Large amount of fancy style cabbage
Half thing of Kale
1/2 cup of split peas
1-5 cloves of hard neck garlic depending on how bad you want to stink
Some coconut milk
One egg
Salt
Pepper

It’s very simple to make. First, you cut up and boil the chard in some salt water. Only boil it for a minute or so. And don’t use very much water. Just enough to boil the other vegetables and a bit extra water to add into the peas. Some of the vegetable’s vitamins are lost in the water so I like to save all the water by adding it into the soup. Or just drinking it.

Next step: Blend the chard in a blender.
Next step: Chop up the kale and cabbage and garlic. Boil them in the water for like five or eight minutes or something. Longer than the chard.
Next step: Blend the cabbage and kale and garlic in the blender.
Next step: You should do this step first actually–start cooking the split peas since it will take an hour.
Next step: Mix everything together in one pot on the stove (cooking the egg).
Next step: Have monstrous, loose, green poops and nasty garlic/cabbage farts for the next 24 hours.

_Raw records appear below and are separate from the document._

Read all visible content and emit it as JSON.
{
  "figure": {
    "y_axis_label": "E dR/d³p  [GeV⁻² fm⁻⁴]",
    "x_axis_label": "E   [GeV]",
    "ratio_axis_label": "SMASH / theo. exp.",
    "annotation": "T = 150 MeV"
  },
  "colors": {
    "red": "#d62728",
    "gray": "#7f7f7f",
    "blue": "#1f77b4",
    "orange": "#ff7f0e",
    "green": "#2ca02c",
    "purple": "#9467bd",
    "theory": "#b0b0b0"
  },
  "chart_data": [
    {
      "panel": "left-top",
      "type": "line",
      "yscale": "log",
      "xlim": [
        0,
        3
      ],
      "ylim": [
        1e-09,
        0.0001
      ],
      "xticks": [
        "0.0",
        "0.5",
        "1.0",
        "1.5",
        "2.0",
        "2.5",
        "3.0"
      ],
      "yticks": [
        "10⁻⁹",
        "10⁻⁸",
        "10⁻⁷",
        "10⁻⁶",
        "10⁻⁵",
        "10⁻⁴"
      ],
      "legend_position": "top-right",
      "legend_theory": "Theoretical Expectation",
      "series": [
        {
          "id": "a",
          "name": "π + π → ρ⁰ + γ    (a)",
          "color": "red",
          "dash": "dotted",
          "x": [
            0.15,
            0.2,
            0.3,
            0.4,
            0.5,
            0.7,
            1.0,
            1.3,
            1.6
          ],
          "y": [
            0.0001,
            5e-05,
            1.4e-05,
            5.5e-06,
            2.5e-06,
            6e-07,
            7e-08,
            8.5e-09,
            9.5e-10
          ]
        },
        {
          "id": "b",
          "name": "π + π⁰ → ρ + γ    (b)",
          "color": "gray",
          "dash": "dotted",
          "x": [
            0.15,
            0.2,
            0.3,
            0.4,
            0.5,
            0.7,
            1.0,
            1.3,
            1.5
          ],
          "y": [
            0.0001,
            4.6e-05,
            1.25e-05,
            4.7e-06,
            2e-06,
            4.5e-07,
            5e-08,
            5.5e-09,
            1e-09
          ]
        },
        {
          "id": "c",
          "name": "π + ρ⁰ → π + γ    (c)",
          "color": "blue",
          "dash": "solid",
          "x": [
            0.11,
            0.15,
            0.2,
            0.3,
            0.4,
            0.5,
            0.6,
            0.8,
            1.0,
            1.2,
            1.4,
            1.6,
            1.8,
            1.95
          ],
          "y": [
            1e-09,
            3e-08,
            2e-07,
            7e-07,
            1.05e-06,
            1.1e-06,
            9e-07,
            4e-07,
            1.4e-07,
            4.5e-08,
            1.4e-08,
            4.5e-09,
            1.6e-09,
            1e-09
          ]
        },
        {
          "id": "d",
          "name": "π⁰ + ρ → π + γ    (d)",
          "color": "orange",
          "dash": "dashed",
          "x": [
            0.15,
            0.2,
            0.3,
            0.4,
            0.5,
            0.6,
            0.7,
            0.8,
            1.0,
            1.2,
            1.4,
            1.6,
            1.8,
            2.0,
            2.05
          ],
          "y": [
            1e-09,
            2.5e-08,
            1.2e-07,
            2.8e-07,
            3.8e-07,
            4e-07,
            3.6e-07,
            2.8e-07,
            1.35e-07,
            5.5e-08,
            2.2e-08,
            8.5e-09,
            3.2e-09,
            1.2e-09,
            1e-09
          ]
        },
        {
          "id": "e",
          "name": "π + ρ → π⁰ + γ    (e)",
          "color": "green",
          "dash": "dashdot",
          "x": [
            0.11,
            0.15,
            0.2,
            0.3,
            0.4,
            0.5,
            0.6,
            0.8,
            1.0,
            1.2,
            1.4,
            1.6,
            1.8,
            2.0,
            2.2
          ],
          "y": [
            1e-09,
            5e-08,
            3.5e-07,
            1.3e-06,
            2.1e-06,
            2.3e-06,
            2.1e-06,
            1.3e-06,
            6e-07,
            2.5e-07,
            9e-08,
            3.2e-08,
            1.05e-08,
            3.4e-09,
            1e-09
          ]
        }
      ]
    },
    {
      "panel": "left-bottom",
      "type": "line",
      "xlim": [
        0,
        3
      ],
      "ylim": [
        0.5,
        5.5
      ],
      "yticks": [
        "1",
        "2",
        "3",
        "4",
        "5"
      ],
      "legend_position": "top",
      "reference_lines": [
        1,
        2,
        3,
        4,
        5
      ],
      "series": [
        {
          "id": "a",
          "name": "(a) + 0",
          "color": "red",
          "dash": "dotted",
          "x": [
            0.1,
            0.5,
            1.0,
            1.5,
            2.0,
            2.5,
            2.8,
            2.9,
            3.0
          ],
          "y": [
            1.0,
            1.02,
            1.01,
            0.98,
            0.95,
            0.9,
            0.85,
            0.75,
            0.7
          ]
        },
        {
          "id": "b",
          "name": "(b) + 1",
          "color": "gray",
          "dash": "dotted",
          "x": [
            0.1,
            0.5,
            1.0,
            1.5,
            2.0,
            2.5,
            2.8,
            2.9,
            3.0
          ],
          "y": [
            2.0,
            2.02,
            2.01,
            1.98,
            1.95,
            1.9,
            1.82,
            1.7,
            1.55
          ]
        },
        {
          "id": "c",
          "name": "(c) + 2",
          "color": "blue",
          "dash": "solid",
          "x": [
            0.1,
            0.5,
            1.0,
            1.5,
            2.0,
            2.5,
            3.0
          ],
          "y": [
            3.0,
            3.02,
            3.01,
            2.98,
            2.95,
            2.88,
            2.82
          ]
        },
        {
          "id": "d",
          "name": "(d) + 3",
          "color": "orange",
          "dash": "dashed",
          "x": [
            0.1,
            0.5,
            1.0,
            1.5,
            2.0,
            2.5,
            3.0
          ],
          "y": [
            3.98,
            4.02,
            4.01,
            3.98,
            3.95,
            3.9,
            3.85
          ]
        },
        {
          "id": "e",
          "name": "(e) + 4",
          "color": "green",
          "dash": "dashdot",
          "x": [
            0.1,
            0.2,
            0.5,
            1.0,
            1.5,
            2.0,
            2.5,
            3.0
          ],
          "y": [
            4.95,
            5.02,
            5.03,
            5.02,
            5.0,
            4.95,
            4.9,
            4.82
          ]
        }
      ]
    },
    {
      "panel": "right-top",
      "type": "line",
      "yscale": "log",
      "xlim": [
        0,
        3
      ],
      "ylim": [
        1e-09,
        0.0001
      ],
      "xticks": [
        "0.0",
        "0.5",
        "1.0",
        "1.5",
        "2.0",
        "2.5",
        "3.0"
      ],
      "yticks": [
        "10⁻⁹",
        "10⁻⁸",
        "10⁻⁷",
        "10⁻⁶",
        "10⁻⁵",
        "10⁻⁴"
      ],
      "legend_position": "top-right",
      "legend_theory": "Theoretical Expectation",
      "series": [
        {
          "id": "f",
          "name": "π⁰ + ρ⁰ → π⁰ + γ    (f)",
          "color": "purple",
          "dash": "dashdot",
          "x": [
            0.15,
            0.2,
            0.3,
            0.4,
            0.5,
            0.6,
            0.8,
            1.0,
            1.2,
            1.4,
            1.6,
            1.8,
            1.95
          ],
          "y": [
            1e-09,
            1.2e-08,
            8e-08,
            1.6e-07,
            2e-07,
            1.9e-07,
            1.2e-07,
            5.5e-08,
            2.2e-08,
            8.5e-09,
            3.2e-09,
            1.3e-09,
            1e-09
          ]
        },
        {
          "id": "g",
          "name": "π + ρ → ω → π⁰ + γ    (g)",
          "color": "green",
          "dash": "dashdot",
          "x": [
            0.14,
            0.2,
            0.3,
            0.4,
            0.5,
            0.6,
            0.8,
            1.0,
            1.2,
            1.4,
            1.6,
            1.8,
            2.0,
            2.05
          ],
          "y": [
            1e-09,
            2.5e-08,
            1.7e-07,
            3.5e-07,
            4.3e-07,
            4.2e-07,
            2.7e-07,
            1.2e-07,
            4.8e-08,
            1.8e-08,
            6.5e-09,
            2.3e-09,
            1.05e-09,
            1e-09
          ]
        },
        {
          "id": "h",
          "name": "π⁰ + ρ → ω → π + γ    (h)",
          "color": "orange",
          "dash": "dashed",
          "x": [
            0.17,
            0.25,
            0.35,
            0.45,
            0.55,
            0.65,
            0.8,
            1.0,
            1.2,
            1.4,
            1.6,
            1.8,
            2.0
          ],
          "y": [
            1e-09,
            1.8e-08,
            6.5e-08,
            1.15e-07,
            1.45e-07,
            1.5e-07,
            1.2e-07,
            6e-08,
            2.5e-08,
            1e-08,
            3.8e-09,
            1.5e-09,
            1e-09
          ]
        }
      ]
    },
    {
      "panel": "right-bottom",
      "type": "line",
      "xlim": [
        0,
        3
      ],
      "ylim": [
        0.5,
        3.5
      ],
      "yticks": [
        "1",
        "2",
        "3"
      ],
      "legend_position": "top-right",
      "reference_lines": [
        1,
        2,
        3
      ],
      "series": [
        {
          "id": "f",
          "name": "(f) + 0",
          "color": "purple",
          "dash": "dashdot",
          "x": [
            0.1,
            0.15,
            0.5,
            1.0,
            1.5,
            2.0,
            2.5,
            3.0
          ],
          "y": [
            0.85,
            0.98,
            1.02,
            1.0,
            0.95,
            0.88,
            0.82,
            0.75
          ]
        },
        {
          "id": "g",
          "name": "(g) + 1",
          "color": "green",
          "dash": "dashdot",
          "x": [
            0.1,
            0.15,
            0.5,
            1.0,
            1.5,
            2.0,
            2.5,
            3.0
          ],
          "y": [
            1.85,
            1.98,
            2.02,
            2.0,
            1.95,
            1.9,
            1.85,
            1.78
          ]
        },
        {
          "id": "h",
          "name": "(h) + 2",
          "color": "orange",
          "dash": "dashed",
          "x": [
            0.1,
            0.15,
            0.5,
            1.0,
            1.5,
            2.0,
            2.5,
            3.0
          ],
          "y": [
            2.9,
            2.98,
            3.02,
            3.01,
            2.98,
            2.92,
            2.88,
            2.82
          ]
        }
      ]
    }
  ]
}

I’ve also been devouring salads almost as gigantic as Spencer’s appetizer. If it doesn’t need to be eaten out of a pot it doesn’t deserve to be eaten:

Olives from the hotel:

Hard neck garlic and chocolates (pre-vegan). After eating the entire 1-pound box in a sitting, I had to ride downtown and find a homeless man to unload the other box of chocolates on before I finished them off too. I have very limited self-control.

I got a new chain the other day and it turns out that all four of my cassettes are too worn to be used with a new chain.  Chain slippage all around. I thought about putting the old chain back on with my oldest and most favorite old cassette, both married in a perfect harmonious metallic groovage of wear and tear, but I ended up just tossing it and the old chain and getting a new cassette.  12×28 baby.  I like ride mah bike slow up dem hills cause I got reeeal meaty thiiiiighs mmm-hmmmm yes siryy.  The guy at Performance (yeah that’s where I went, you got a problem with that?) spent about an hour and a half working on trying to get my power tap wheel to not be a piece of shit, and he got a long way on it too.  It wobbles a lot less than before.  But he said what it really needed was some love back at Saris, since the bearings are gone and the free-hub body is once again shot.  I think that wheel has spent more time at Saris than it has on the road.  Lazy hunk a junk.

My cold has been defeated. I’ve been riding, albeit not as much as I’d like. It’s now Friday and I’m finally feeling good once more and got in a good three and a half hours of Boulder’s finest hills. Next week it’s on, full gas. Time to suffer. Give me all you got Samual Jackson.

(PS it actually isn’t Friday yet)

I think these squirrels were fighting or something.

3 thoughts on “That didn’t last long

  1. I don’t think you ever will make it as a Vegan because of all the pictures you take of your fancy meals. Half your joy in eating the meals you make is in the creating of them. My husband and I took ballroom dancing lessons for 9 years, great exercise, and the only thing I didn’t like was an Italian partner because they had usually had garlic in some form for dinner and smelled of it when they sweated. Happy eating. Grandma C

  2. I’d say half my joy comes from thinking about what I’m going to make, half comes from making it, half comes from eating it, and half comes from bragging about it. Today someone at work at the hotel said they smelled garlic. Luckily we were in the kitchen so I blamed it on the food. I’d just eaten two massive cloves with some potatoes and hot sauce. Garlic leaks from my sweat glands.